Krasner Announces Big Shakeup in Homicide Unit of DA’s Office
The move by the DA, who has been knocked by political opponents for lacking administrative experience, represents real revolution — and maybe some risk.
Philadelphia District Attorney Larry Krasner released two memos to his staff on Tuesday afternoon detailing a number of significant policy changes that are sure to generate applause from some quarters and pushback from others.
Krasner’s marquee change is enlarging the scope of the office’s Homicide Unit to incorporate nonfatal shootings. He also announced the combination of several units, including the insurance and government fraud groups, into an office to prosecute economic crimes.

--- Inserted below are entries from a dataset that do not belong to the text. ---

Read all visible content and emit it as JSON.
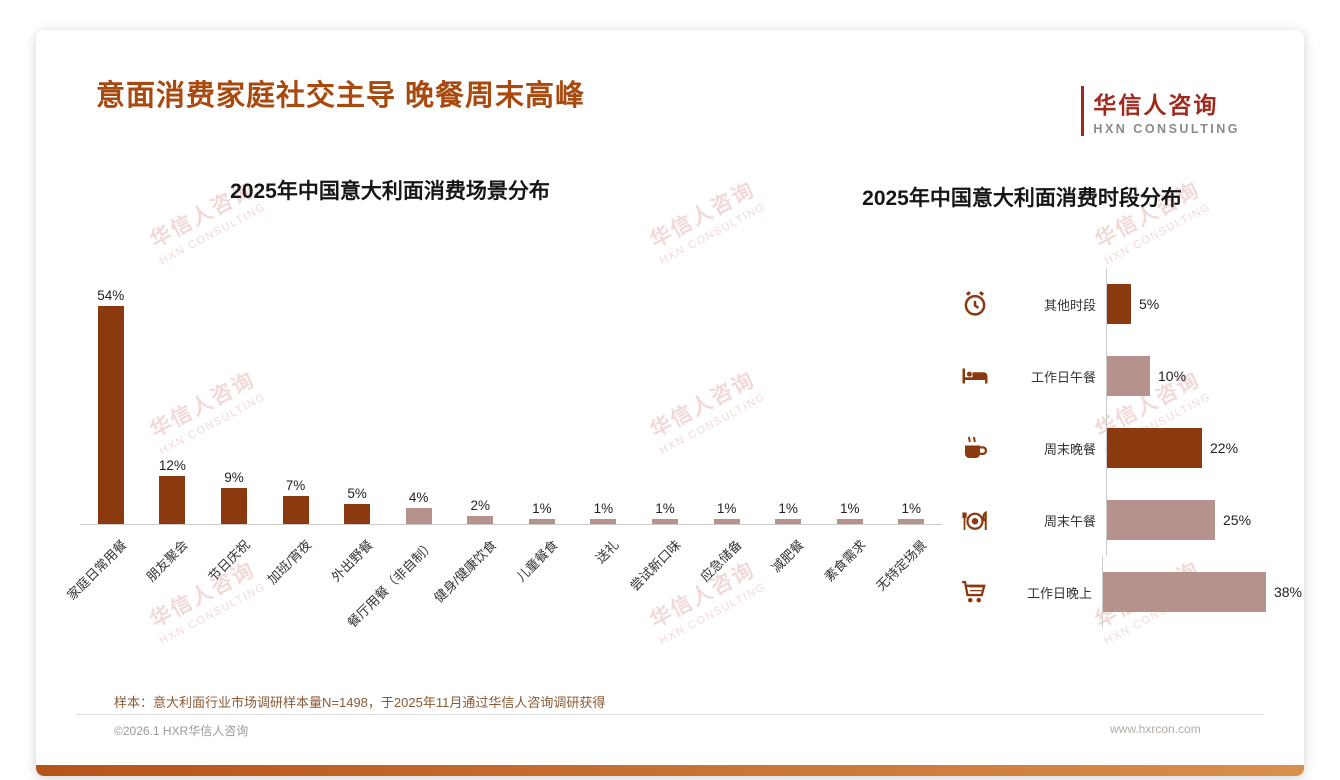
{
  "header": {
    "title": "意面消费家庭社交主导 晚餐周末高峰",
    "logo_name": "华信人咨询",
    "logo_sub": "HXN CONSULTING"
  },
  "chart_data": [
    {
      "type": "bar",
      "title": "2025年中国意大利面消费场景分布",
      "categories": [
        "家庭日常用餐",
        "朋友聚会",
        "节日庆祝",
        "加班/宵夜",
        "外出野餐",
        "餐厅用餐（非自制）",
        "健身/健康饮食",
        "儿童餐食",
        "送礼",
        "尝试新口味",
        "应急储备",
        "减肥餐",
        "素食需求",
        "无特定场景"
      ],
      "values": [
        54,
        12,
        9,
        7,
        5,
        4,
        2,
        1,
        1,
        1,
        1,
        1,
        1,
        1
      ],
      "bar_colors": [
        "dark",
        "dark",
        "dark",
        "dark",
        "dark",
        "light",
        "light",
        "light",
        "light",
        "light",
        "light",
        "light",
        "light",
        "light"
      ],
      "value_suffix": "%",
      "ylim": [
        0,
        60
      ],
      "legend": "none",
      "grid": false
    },
    {
      "type": "bar",
      "orientation": "horizontal",
      "title": "2025年中国意大利面消费时段分布",
      "categories": [
        "其他时段",
        "工作日午餐",
        "周末晚餐",
        "周末午餐",
        "工作日晚上"
      ],
      "values": [
        5,
        10,
        22,
        25,
        38
      ],
      "icons": [
        "alarm-clock-icon",
        "bed-icon",
        "coffee-cup-icon",
        "plate-cutlery-icon",
        "shopping-cart-icon"
      ],
      "bar_colors": [
        "dark",
        "light",
        "dark",
        "light",
        "light"
      ],
      "value_suffix": "%",
      "xlim": [
        0,
        40
      ],
      "legend": "none",
      "grid": false
    }
  ],
  "colors": {
    "bar_dark": "#8a3a0e",
    "bar_light": "#b5938c",
    "title_accent": "#a8490f",
    "logo_red": "#9e2a1e",
    "bottom_bar_start": "#b5541a",
    "bottom_bar_end": "#d9904c"
  },
  "footnote": "样本：意大利面行业市场调研样本量N=1498，于2025年11月通过华信人咨询调研获得",
  "footer": {
    "left": "©2026.1 HXR华信人咨询",
    "right": "www.hxrcon.com"
  },
  "watermark": {
    "line1": "华信人咨询",
    "line2": "HXN CONSULTING"
  }
}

While the new memos are perhaps not so immediately attention-grabbing as the one he released shortly after taking office, which drastically curtailed prostitution and marijuana prosecutions — “Do not charge possession of marijuana regardless of weight,” the memo read — they do present Krasner, who has been knocked by political opponents for lacking administrative experience, as interested in doing significant bureaucratic business, and represent real revolution — and maybe some risk.
Traditionally, working homicide cases has been “the show” for police and assistant DAs alike — the highest possible duty in a cop’s or trial prosecutor’s career. But Krasner, in a phone interview, suggests any culture disruption generated by the move should be outweighed by the benefits of the new arrangement.
For starters, in terms of the evidence involved, a nonfatal shooting and a homicide are much the same: The ability to ferret out or infer motive and present ballistics evidence is key in both kinds of case, for instance. Krasner says he prefers this organizational structure in terms of mentoring and investigations. “It’s a pretty great way to bring along trial attorneys,” he says. “This will present natural opportunities for mentorship and for less experienced attorneys, handling nonfatal shootings, to serve as second chair [co-counsel] assisting in homicides.”
Krasner also sees the new structure as an aid to preventing burnout. “Traditionally, if you are a homicide prosecutor, you are either prepping for or mounting a trial that involves looking at pictures that are frankly horrible, of murdered people, and I do believe it takes a toll,” he says. “There will be some opportunity this way for homicide prosecutors to recharge their batteries a little bit in cases that don’t involve deaths.”
Attorney Jonathan Mandel, a criminal defense attorney and former prosecutor in Los Angeles, says he loves the idea. There are often too many chiefs, he says, in a DA’s office. “You’re talking about taking the most violent crimes and putting them in one unit and prioritizing them,” Mandel says, “and that makes sense to me administratively and as a statement about priorities.”
This new approach is something one of Philadelphia’s most experienced homicide prosecutors rejects, however. “As serious as a shooting is,” says Carlos Vega, who spent more than 30 years prosecuting homicides, “the level of preparation and stress is totally different.”
Vega was one of the 31 staffers Krasner dismissed shortly after taking office, and he says he “feels bad for the victims” after this move. “There aren’t many experienced prosecutors left in that unit, so this will be the blind leading the blind,” Vega says.
Krasner’s spokesman, Ben Waxman, denies this, saying the experience level in the homicide department is “better” than that, though he could not immediately produce numbers. Waxman noted that the unit’s conviction rate hasn’t suffered since Krasner took office, providing a report the office generated showing a conviction rate around 90 percent — in keeping with the success rates of previous administrations.
Krasner also cites the new unit as a potential boon to investigations, noting that the city experiences a lot of retaliatory shootings, cases in which an attempted murder or an aggravated assault leads to someone else being shot or killed. The new department will be better able to coordinate the office’s response, says Krasner, in connected cases. And as for the any culture shock that might be involved — climbing up the rungs to the Homicide Unit has been regarded as the office’s highest aspiration — Krasner offers some pushback. As with so much of what he’s done since taking office, joining these departments reflects a philosophy.
“It’s true that the skills of prosecutors in the homicide department are very high,” he says. “But I would argue against the notion that the most important thing law enforcement can do is show up after blood is on the ground and find the participants, rather than what a skillful juvenile prosecutor can do, which is to prevent these homicides from ever happening.”
The other big news in the memos is the new Economic Crimes Unit. Krasner had vowed on the campaign trail to prosecute white collar crimes more aggressively, and the new unit is a step toward that goal.